Okay. So instead of pulling out your fingernails by calling setting up some environments and calling ValidateDevice a couple of times, you have to actually make your game's initialization routine *profile* all the texturing techniques on startup by drawing some rotating gears or something textured in various ways and see which one gives the best FPS. Neat idea, and probably useful in its own right, but I'm not sure that programming such an initialization routine isn't going to take anything off anybody's game development schedule, or get any users to complain about the long game startup.

That would be one way to use it, but it's certainly not the recommended way. I was under the impression that Max Payne, for example, would dynamically adjust its rendering parameters while the game was running to maintain some target frame rate. {MESA,I3D}_swap_frame_usage are intended to be used to calculate how much of your target render time was used. If there was a lot left, increase the details. If you went over budget, decrease. One variable that could be tuned (by the application) is the texture environment used. If one setting gives 5fps, try a different path. :)

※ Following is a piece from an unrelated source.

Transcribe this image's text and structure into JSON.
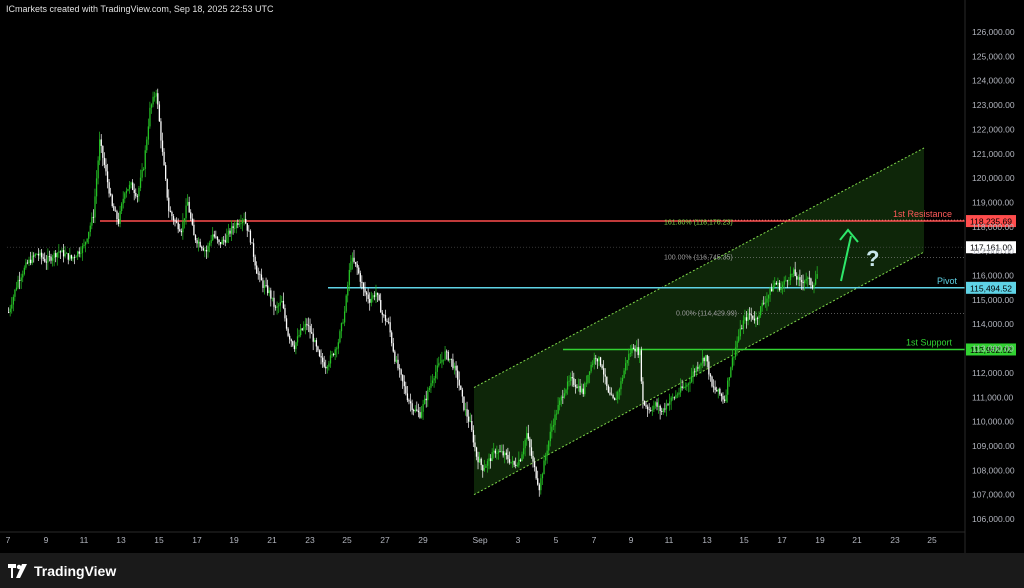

The intention isn't to make decisions in advance. In a lot of cases that's a silly thing to do because the load will change a lot. The intention is to make decisions on-the-fly. The hardware may be perfectly capable of DOT3 bumpmapping. When there's a lot on the screen it might bog things down too much, so switch to different method, disable bumpmapping altogether, etc.

Just look at GTA3 to see how important this is - it does not have *any*
3D options whatsoever - it's designed to Just Work on the user's system,
autodetecting its capabilities and tuning itself to it. And Direct3D
lets it - why can't OpenGL implementations be as end-user-friendly? Can
Linux really win on the desktop if 3D games can't be made this simple?

Here's something else for you to think about. All of those companies that make D3D drivers also make GL drivers. Don't you think that if ISVs (i.e., their customers!) really needed this type of functionality that at least one of them would have made an EXT or vendor specific extension to provide it? Yet, none of them have. Ever.

And what's the correlation between ISVs that use OpenGL for various solutions, and PC game developers that target a wide range of end-user hardware (and thus spend a lot of resources making it work great on all of it)?

You'd have to ask Nvidia and/or ATI. :)


I'd really like to hear something more technical than this "this is not
needed" rhetoric.

I don't think anybody has ever said "this is not needed." What has been said, with concrete examples of why, is "this is an intractable problem in the general case." It may turn out the ValidateDevice is more limited in scope than the general case.